Bone Builder: New drug could heal hard-to-mend fractures

A synthetic compound can heal broken bones that are so damaged they don’t knit on their own, a study in rats and dogs shows. Encouraged by the findings, scientists are already testing the compound in people. If the experimental drug–so far, called only CP-533,536–passes safety and effectiveness trials, it could become an important treatment for the very worst of fractures.

The compound works by binding to a receptor molecule on the surface of bone-building cells. A natural compound called prostaglandin E2 normally attaches to this receptor, which sets off a flurry of bone-repair signals in the cell. When tested as a drug, however, prostaglandin E2 had dire side effects.

CP-533,536 appears to mimic the prostaglandin’s bone-building benefits without its downside, says study coauthor David D. Thompson of Pfizer in Groton, Conn. He and his colleagues report their findings in an upcoming issue of the Proceedings of the National Academy of Sciences.

Prostaglandin E2 actually binds to several molecules on cell surfaces, some of which might account for its side effects, Thompson says. Previous studies suggested that one receptor is particularly instrumental to bone growth, so his team screened hundreds of compounds to find ones that would only latch onto that cell-surface molecule. They then modified one of the selected compounds to improve its binding.

They named the result CP-533,536.

Next, the researchers injected CP-533,536 near fractures in some rats and gave other rats inert shots at their injury sites. Only the drug-treated rats showed significant gains in bone density.

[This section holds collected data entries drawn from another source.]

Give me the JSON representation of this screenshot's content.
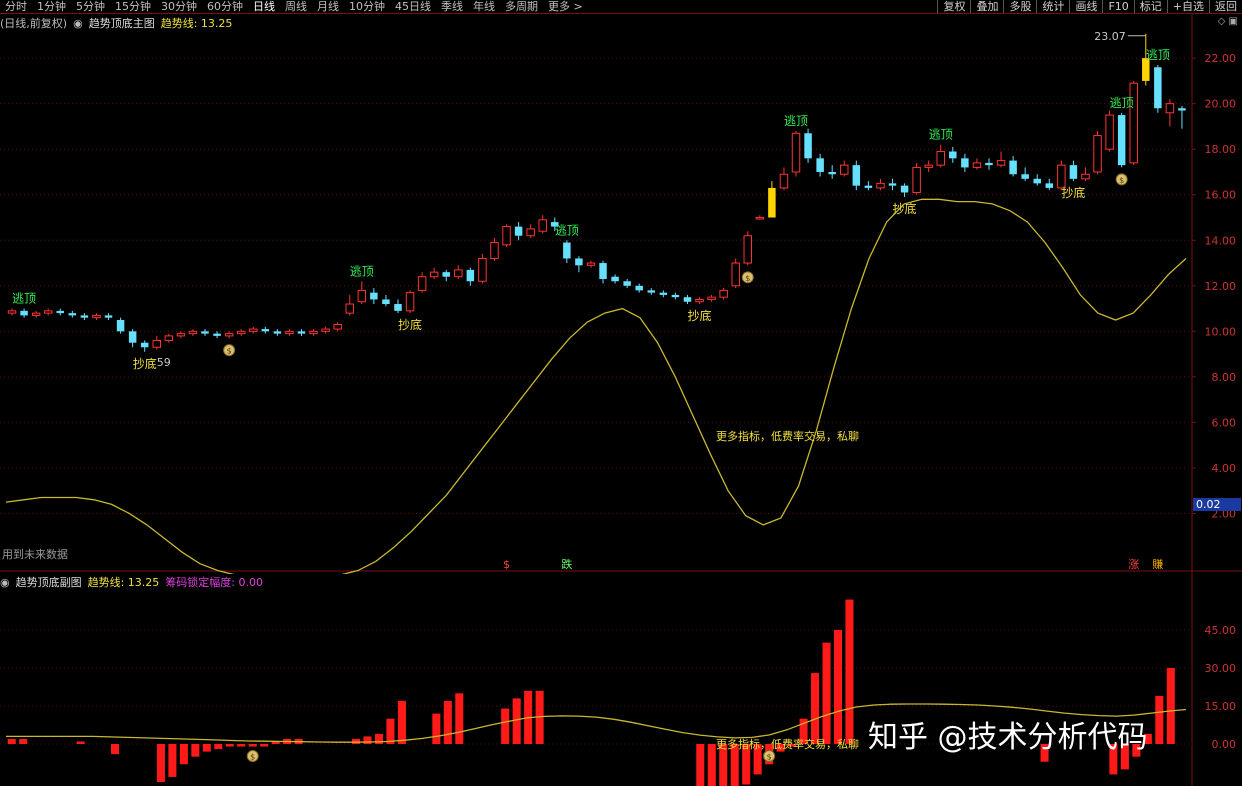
{
  "toolbar": {
    "periods": [
      "分时",
      "1分钟",
      "5分钟",
      "15分钟",
      "30分钟",
      "60分钟",
      "日线",
      "周线",
      "月线",
      "10分钟",
      "45日线",
      "季线",
      "年线",
      "多周期",
      "更多 >"
    ],
    "active_period": "日线",
    "buttons": [
      "复权",
      "叠加",
      "多股",
      "统计",
      "画线",
      "F10",
      "标记",
      "+自选",
      "返回"
    ]
  },
  "main_panel": {
    "period_label": "(日线,前复权)",
    "indicator_name": "趋势顶底主图",
    "trend_line_label": "趋势线: 13.25",
    "future_note": "用到未来数据",
    "promo_text": "更多指标，低费率交易，私聊",
    "max_label": "23.07",
    "min_label": "59"
  },
  "sub_panel": {
    "indicator_name": "趋势顶底副图",
    "trend_line_label": "趋势线: 13.25",
    "chip_label": "筹码锁定幅度: 0.00",
    "promo_text": "更多指标，低费率交易，私聊"
  },
  "watermark": "知乎 @技术分析代码",
  "chart_data": [
    {
      "type": "candlestick",
      "title": "",
      "ylim": [
        0,
        23.5
      ],
      "y_ticks": [
        "22.00",
        "20.00",
        "18.00",
        "16.00",
        "14.00",
        "12.00",
        "10.00",
        "8.00",
        "6.00",
        "4.00",
        "2.00"
      ],
      "current_value_tag": "0.02",
      "colors": {
        "up": "#ff3333",
        "down": "#66e0ff",
        "highlight": "#ffd400",
        "trend": "#c8b830"
      },
      "candles": [
        [
          10.8,
          10.9,
          11.0,
          10.7
        ],
        [
          10.9,
          10.7,
          11.0,
          10.6
        ],
        [
          10.7,
          10.8,
          10.9,
          10.6
        ],
        [
          10.8,
          10.9,
          11.0,
          10.7
        ],
        [
          10.9,
          10.8,
          11.0,
          10.7
        ],
        [
          10.8,
          10.7,
          10.9,
          10.6
        ],
        [
          10.7,
          10.6,
          10.8,
          10.5
        ],
        [
          10.6,
          10.7,
          10.8,
          10.5
        ],
        [
          10.7,
          10.6,
          10.8,
          10.5
        ],
        [
          10.5,
          10.0,
          10.6,
          9.9
        ],
        [
          10.0,
          9.5,
          10.1,
          9.3
        ],
        [
          9.5,
          9.3,
          9.6,
          9.1
        ],
        [
          9.3,
          9.6,
          9.8,
          9.2
        ],
        [
          9.6,
          9.8,
          9.9,
          9.5
        ],
        [
          9.8,
          9.9,
          10.0,
          9.7
        ],
        [
          9.9,
          10.0,
          10.1,
          9.8
        ],
        [
          10.0,
          9.9,
          10.1,
          9.8
        ],
        [
          9.9,
          9.8,
          10.0,
          9.7
        ],
        [
          9.8,
          9.9,
          10.0,
          9.7
        ],
        [
          9.9,
          10.0,
          10.1,
          9.8
        ],
        [
          10.0,
          10.1,
          10.2,
          9.9
        ],
        [
          10.1,
          10.0,
          10.2,
          9.9
        ],
        [
          10.0,
          9.9,
          10.1,
          9.8
        ],
        [
          9.9,
          10.0,
          10.1,
          9.8
        ],
        [
          10.0,
          9.9,
          10.1,
          9.8
        ],
        [
          9.9,
          10.0,
          10.1,
          9.8
        ],
        [
          10.0,
          10.1,
          10.2,
          9.9
        ],
        [
          10.1,
          10.3,
          10.4,
          10.0
        ],
        [
          10.8,
          11.2,
          11.6,
          10.7
        ],
        [
          11.3,
          11.8,
          12.2,
          11.2
        ],
        [
          11.7,
          11.4,
          11.9,
          11.2
        ],
        [
          11.4,
          11.2,
          11.6,
          11.1
        ],
        [
          11.2,
          10.9,
          11.4,
          10.8
        ],
        [
          10.9,
          11.7,
          11.8,
          10.8
        ],
        [
          11.8,
          12.4,
          12.6,
          11.7
        ],
        [
          12.4,
          12.6,
          12.8,
          12.3
        ],
        [
          12.6,
          12.4,
          12.7,
          12.2
        ],
        [
          12.4,
          12.7,
          12.9,
          12.3
        ],
        [
          12.7,
          12.2,
          12.8,
          12.0
        ],
        [
          12.2,
          13.2,
          13.4,
          12.1
        ],
        [
          13.2,
          13.9,
          14.1,
          13.1
        ],
        [
          13.8,
          14.6,
          14.7,
          13.7
        ],
        [
          14.6,
          14.2,
          14.8,
          14.0
        ],
        [
          14.2,
          14.5,
          14.7,
          14.1
        ],
        [
          14.4,
          14.9,
          15.1,
          14.3
        ],
        [
          14.8,
          14.6,
          15.0,
          14.4
        ],
        [
          13.9,
          13.2,
          14.0,
          13.0
        ],
        [
          13.2,
          12.9,
          13.3,
          12.6
        ],
        [
          12.9,
          13.0,
          13.1,
          12.8
        ],
        [
          13.0,
          12.3,
          13.1,
          12.1
        ],
        [
          12.4,
          12.2,
          12.5,
          12.1
        ],
        [
          12.2,
          12.0,
          12.3,
          11.9
        ],
        [
          12.0,
          11.8,
          12.1,
          11.7
        ],
        [
          11.8,
          11.7,
          11.9,
          11.6
        ],
        [
          11.7,
          11.6,
          11.8,
          11.5
        ],
        [
          11.6,
          11.5,
          11.7,
          11.4
        ],
        [
          11.5,
          11.3,
          11.6,
          11.2
        ],
        [
          11.3,
          11.4,
          11.5,
          11.2
        ],
        [
          11.4,
          11.5,
          11.6,
          11.3
        ],
        [
          11.5,
          11.8,
          11.9,
          11.4
        ],
        [
          12.0,
          13.0,
          13.2,
          11.9
        ],
        [
          13.0,
          14.2,
          14.4,
          12.9
        ],
        [
          15.0,
          15.0,
          15.1,
          14.9
        ],
        [
          15.0,
          16.3,
          16.6,
          15.0
        ],
        [
          16.3,
          16.9,
          17.2,
          16.2
        ],
        [
          17.0,
          18.7,
          18.8,
          16.8
        ],
        [
          18.7,
          17.6,
          18.9,
          17.4
        ],
        [
          17.6,
          17.0,
          17.8,
          16.8
        ],
        [
          17.0,
          16.9,
          17.3,
          16.7
        ],
        [
          16.9,
          17.3,
          17.5,
          16.8
        ],
        [
          17.3,
          16.4,
          17.5,
          16.2
        ],
        [
          16.4,
          16.3,
          16.6,
          16.2
        ],
        [
          16.3,
          16.5,
          16.7,
          16.2
        ],
        [
          16.5,
          16.4,
          16.7,
          16.2
        ],
        [
          16.4,
          16.1,
          16.5,
          15.9
        ],
        [
          16.1,
          17.2,
          17.4,
          16.0
        ],
        [
          17.2,
          17.3,
          17.5,
          17.0
        ],
        [
          17.3,
          17.9,
          18.2,
          17.2
        ],
        [
          17.9,
          17.6,
          18.1,
          17.4
        ],
        [
          17.6,
          17.2,
          17.8,
          17.0
        ],
        [
          17.2,
          17.4,
          17.6,
          17.1
        ],
        [
          17.4,
          17.3,
          17.6,
          17.1
        ],
        [
          17.3,
          17.5,
          17.9,
          17.2
        ],
        [
          17.5,
          16.9,
          17.7,
          16.8
        ],
        [
          16.9,
          16.7,
          17.2,
          16.6
        ],
        [
          16.7,
          16.5,
          16.9,
          16.4
        ],
        [
          16.5,
          16.3,
          16.7,
          16.2
        ],
        [
          16.3,
          17.3,
          17.5,
          16.2
        ],
        [
          17.3,
          16.7,
          17.5,
          16.6
        ],
        [
          16.7,
          16.9,
          17.2,
          16.6
        ],
        [
          17.0,
          18.6,
          18.8,
          16.9
        ],
        [
          18.0,
          19.5,
          19.7,
          17.9
        ],
        [
          19.5,
          17.3,
          19.6,
          17.2
        ],
        [
          17.4,
          20.9,
          21.0,
          17.3
        ],
        [
          21.0,
          22.0,
          23.07,
          20.8
        ],
        [
          21.6,
          19.8,
          21.7,
          19.6
        ],
        [
          19.6,
          20.0,
          20.2,
          19.0
        ],
        [
          19.8,
          19.7,
          19.9,
          18.9
        ]
      ],
      "highlight_indices": [
        63,
        94
      ],
      "trend_line": [
        2.5,
        2.6,
        2.7,
        2.7,
        2.7,
        2.6,
        2.4,
        2.0,
        1.5,
        0.9,
        0.3,
        -0.2,
        -0.5,
        -0.7,
        -0.8,
        -0.9,
        -0.9,
        -0.9,
        -0.8,
        -0.7,
        -0.5,
        -0.1,
        0.5,
        1.2,
        2.0,
        2.8,
        3.8,
        4.8,
        5.8,
        6.8,
        7.8,
        8.8,
        9.7,
        10.4,
        10.8,
        11.0,
        10.6,
        9.5,
        8.0,
        6.3,
        4.6,
        3.0,
        1.9,
        1.5,
        1.8,
        3.2,
        5.6,
        8.4,
        11.0,
        13.2,
        14.8,
        15.6,
        15.8,
        15.8,
        15.7,
        15.7,
        15.6,
        15.3,
        14.8,
        13.9,
        12.8,
        11.6,
        10.8,
        10.5,
        10.8,
        11.6,
        12.5,
        13.2
      ],
      "annotations": [
        {
          "text": "逃顶",
          "type": "top",
          "candle": 1
        },
        {
          "text": "抄底",
          "type": "bottom",
          "candle": 11
        },
        {
          "text": "逃顶",
          "type": "top",
          "candle": 29
        },
        {
          "text": "抄底",
          "type": "bottom",
          "candle": 33
        },
        {
          "text": "逃顶",
          "type": "top",
          "candle": 46
        },
        {
          "text": "抄底",
          "type": "bottom",
          "candle": 57
        },
        {
          "text": "逃顶",
          "type": "top",
          "candle": 65
        },
        {
          "text": "抄底",
          "type": "bottom",
          "candle": 74
        },
        {
          "text": "逃顶",
          "type": "top",
          "candle": 77
        },
        {
          "text": "抄底",
          "type": "bottom",
          "candle": 88
        },
        {
          "text": "逃顶",
          "type": "top",
          "candle": 92
        },
        {
          "text": "逃顶",
          "type": "top",
          "candle": 95
        }
      ],
      "bottom_markers": [
        {
          "text": "$",
          "candle": 41,
          "color": "#ff4444"
        },
        {
          "text": "跌",
          "candle": 46,
          "color": "#66ff66"
        },
        {
          "text": "涨",
          "candle": 93,
          "color": "#ff4444"
        },
        {
          "text": "賺",
          "candle": 95,
          "color": "#ffb000"
        }
      ],
      "money_bag_indices": [
        18,
        61,
        92
      ]
    },
    {
      "type": "bar",
      "title": "",
      "ylim": [
        -15,
        60
      ],
      "y_ticks": [
        "45.00",
        "30.00",
        "15.00",
        "0.00"
      ],
      "colors": {
        "bar": "#ff1a1a",
        "line": "#c8b830"
      },
      "values": [
        2,
        2,
        0,
        0,
        0,
        0,
        1,
        0,
        0,
        -4,
        0,
        0,
        0,
        -15,
        -13,
        -8,
        -5,
        -3,
        -2,
        -1,
        -1,
        -1,
        -1,
        1,
        2,
        2,
        0,
        0,
        0,
        0,
        2,
        3,
        4,
        10,
        17,
        0,
        0,
        12,
        17,
        20,
        0,
        0,
        0,
        14,
        18,
        21,
        21,
        0,
        0,
        0,
        0,
        0,
        0,
        0,
        0,
        0,
        0,
        0,
        0,
        0,
        -24,
        -24,
        -22,
        -19,
        -16,
        -12,
        -8,
        -3,
        -1,
        10,
        28,
        40,
        45,
        57,
        0,
        0,
        0,
        0,
        0,
        0,
        0,
        0,
        0,
        0,
        0,
        0,
        0,
        0,
        0,
        0,
        -7,
        0,
        0,
        0,
        0,
        0,
        -12,
        -10,
        -5,
        4,
        19,
        30,
        0
      ],
      "trend_line": [
        3,
        3,
        3,
        3,
        3,
        3,
        2.8,
        2.6,
        2.4,
        2.2,
        2,
        1.8,
        1.6,
        1.4,
        1.2,
        1.1,
        1,
        0.9,
        0.8,
        0.7,
        0.7,
        0.8,
        1,
        1.5,
        2.2,
        3.2,
        4.5,
        6,
        7.6,
        9,
        10.3,
        10.9,
        11.1,
        11,
        10.6,
        9.8,
        8.6,
        7.2,
        5.8,
        4.5,
        3.5,
        2.8,
        2.4,
        2.6,
        3.6,
        5.6,
        8.2,
        10.8,
        13,
        14.6,
        15.4,
        15.7,
        15.8,
        15.8,
        15.7,
        15.6,
        15.4,
        15,
        14.5,
        13.8,
        13,
        12.2,
        11.6,
        11.2,
        11,
        11.4,
        12.2,
        13,
        13.6
      ]
    }
  ]
}
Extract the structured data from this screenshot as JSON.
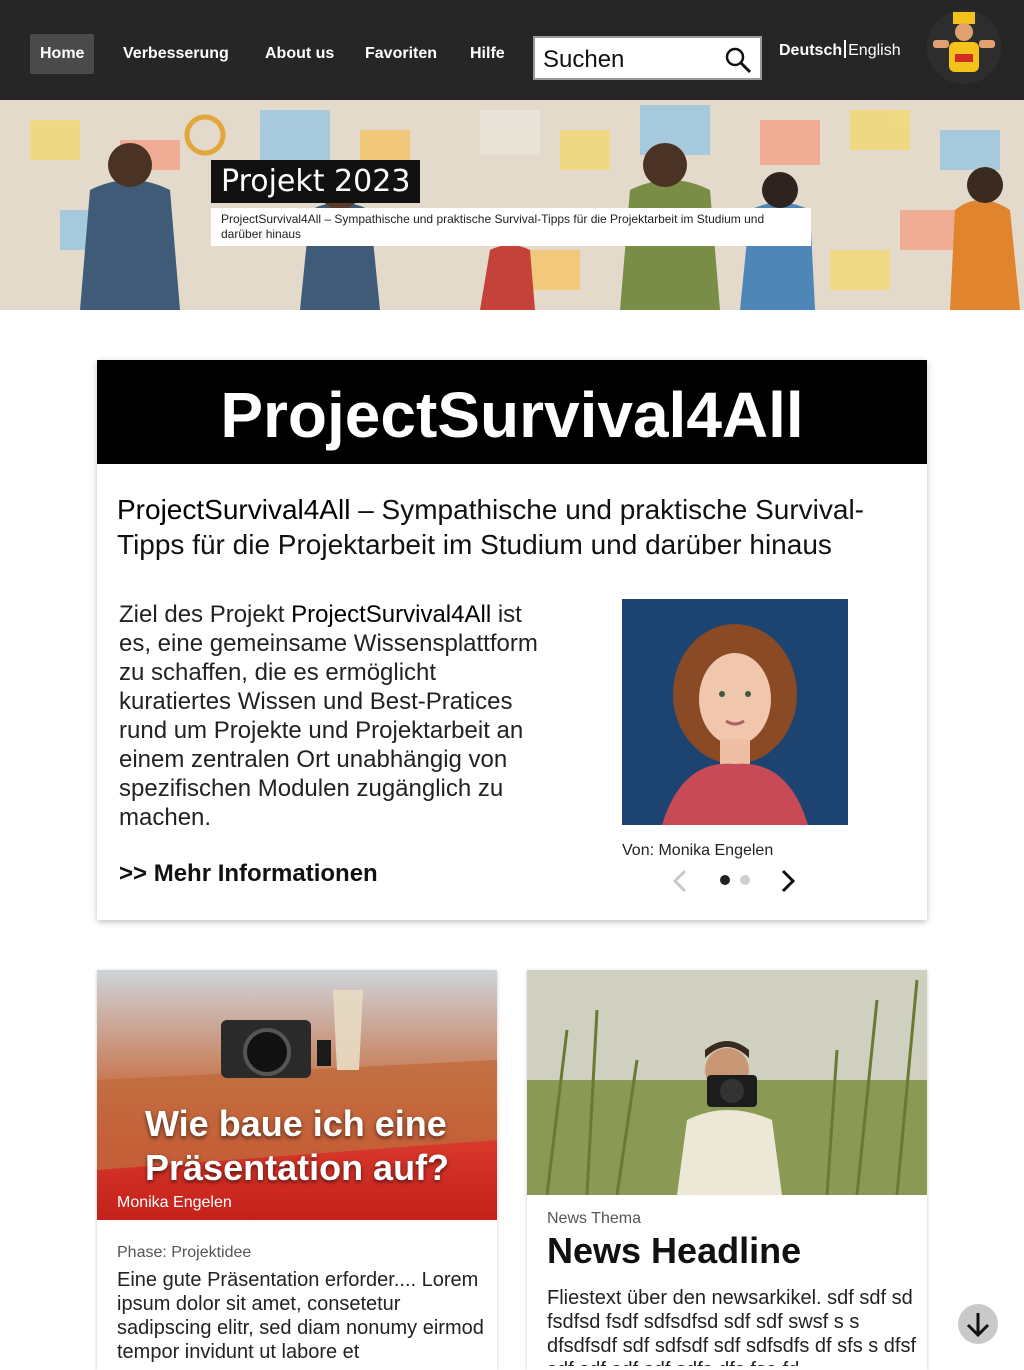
{
  "nav": {
    "items": [
      {
        "label": "Home",
        "active": true
      },
      {
        "label": "Verbesserung"
      },
      {
        "label": "About us"
      },
      {
        "label": "Favoriten"
      },
      {
        "label": "Hilfe"
      }
    ],
    "search": {
      "value": "Suchen"
    },
    "lang": {
      "current": "Deutsch",
      "other": "English"
    }
  },
  "hero": {
    "title": "Projekt 2023",
    "subtitle": "ProjectSurvival4All – Sympathische und praktische Survival-Tipps für die Projektarbeit im Studium und darüber hinaus"
  },
  "main": {
    "heading": "ProjectSurvival4All",
    "sub_brand": "ProjectSurvival4All",
    "sub_rest": " – Sympathische und praktische Survival-Tipps für die Projektarbeit im Studium und darüber hinaus",
    "body_pre": "Ziel des Projekt ",
    "body_brand": "ProjectSurvival4All",
    "body_post": " ist es, eine gemeinsame Wissensplattform zu schaffen, die es ermöglicht kuratiertes Wissen und Best-Pratices rund um Projekte und Projektarbeit an einem zentralen Ort unabhängig von spezifischen Modulen zugänglich zu machen.",
    "more": ">> Mehr Informationen",
    "caption": "Von: Monika Engelen",
    "slider": {
      "count": 2,
      "active": 1
    }
  },
  "tiles": {
    "first": {
      "title": "Wie baue ich eine Präsentation auf?",
      "author": "Monika Engelen",
      "phase": "Phase: Projektidee",
      "text": "Eine gute Präsentation erforder.... Lorem ipsum dolor sit amet, consetetur sadipscing elitr, sed diam nonumy eirmod tempor invidunt ut labore et"
    },
    "second": {
      "topic": "News Thema",
      "headline": "News Headline",
      "text": "Fliestext über den newsarkikel. sdf sdf sd fsdfsd fsdf sdfsdfsd sdf sdf swsf s s dfsdfsdf sdf sdfsdf sdf sdfsdfs df sfs s dfsf sdf sdf sdf sdf sdfs dfs fsa fd"
    }
  },
  "colors": {
    "nav_bg": "#262626",
    "accent_red": "#d42c22",
    "card_head": "#000000"
  },
  "icons": [
    "search-icon",
    "avatar",
    "chevron-left-icon",
    "chevron-right-icon",
    "arrow-down-icon"
  ]
}
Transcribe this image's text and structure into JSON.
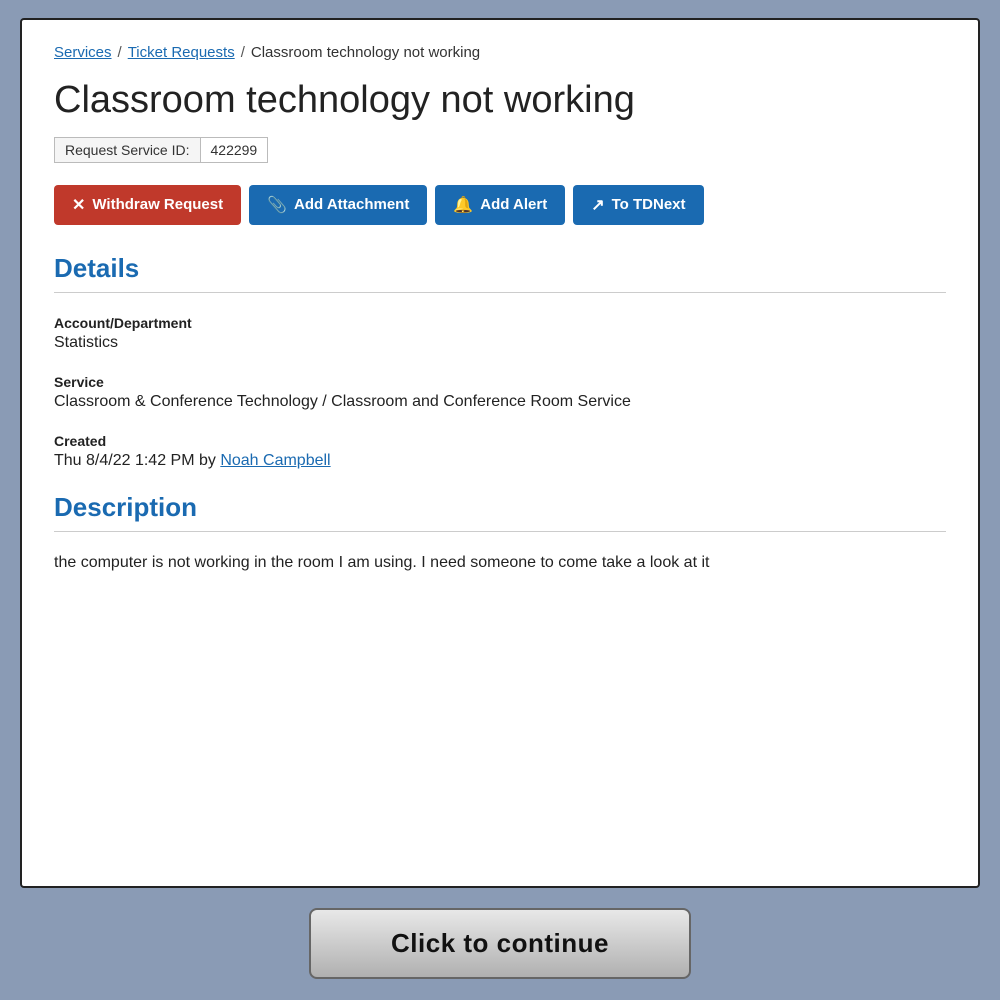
{
  "breadcrumb": {
    "services_label": "Services",
    "ticket_requests_label": "Ticket Requests",
    "current_label": "Classroom technology not working",
    "separator": "/"
  },
  "page_title": "Classroom technology not working",
  "service_id": {
    "label": "Request Service ID:",
    "value": "422299"
  },
  "buttons": {
    "withdraw": "Withdraw Request",
    "add_attachment": "Add Attachment",
    "add_alert": "Add Alert",
    "to_tdnext": "To TDNext"
  },
  "details_heading": "Details",
  "fields": {
    "account_department": {
      "label": "Account/Department",
      "value": "Statistics"
    },
    "service": {
      "label": "Service",
      "value": "Classroom & Conference Technology / Classroom and Conference Room Service"
    },
    "created": {
      "label": "Created",
      "date_text": "Thu 8/4/22 1:42 PM by ",
      "creator_name": "Noah Campbell"
    }
  },
  "description_heading": "Description",
  "description_text": "the computer is not working in the room I am using. I need someone to come take a look at it",
  "continue_button": "Click to continue"
}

The researchers then tested CP-533,536 on dogs, some with severe breaks that would be unlikely to heal on their own and others with more modest fractures. Most of the dogs getting the drug healed fully within 24 weeks of surgery, regardless of the severity of the break. Dogs not getting CP-533,536 failed to heal at the worst breaks and mended the modest breaks more slowly than did treated dogs.

None of the dogs given CP-533,536 exhibited the harsh diarrhea, lethargy, or kidney and heart damage seen in past animal tests of prostaglandin E2.

Because of these side effects, “nobody has ever developed clinical utility for prostaglandin E2 itself,” says Lawrence G. Raisz of the University of Connecticut in Farmington. “This compound [CP-533,536] could be a much better way of doing this.”

Of the 6.2 million fractures diagnosed in the United States each year, up to 10 percent don’t heal properly, says Thomas A. Einhorn of Boston University School of Medicine. Many of these are the result of violent accidents, but some simply occur in parts of the body, such as the shinbone, that have poor circulation. If CP-533,536 tests well in people, it might facilitate healing in such cases and eliminate the need for some bone grafts, he says.

As such, it would join another line of pharmaceuticals approved for fractures in the past few years (SN: 6/3/00, p. 357: Available to subscribers at Gene therapy grows bone in mice and rats). Those so-called bone morphogenic proteins also heal severely damaged bones, but they don’t work on all patients.

It may also be possible, Einhorn says, to develop an oral treatment using CP-533,536.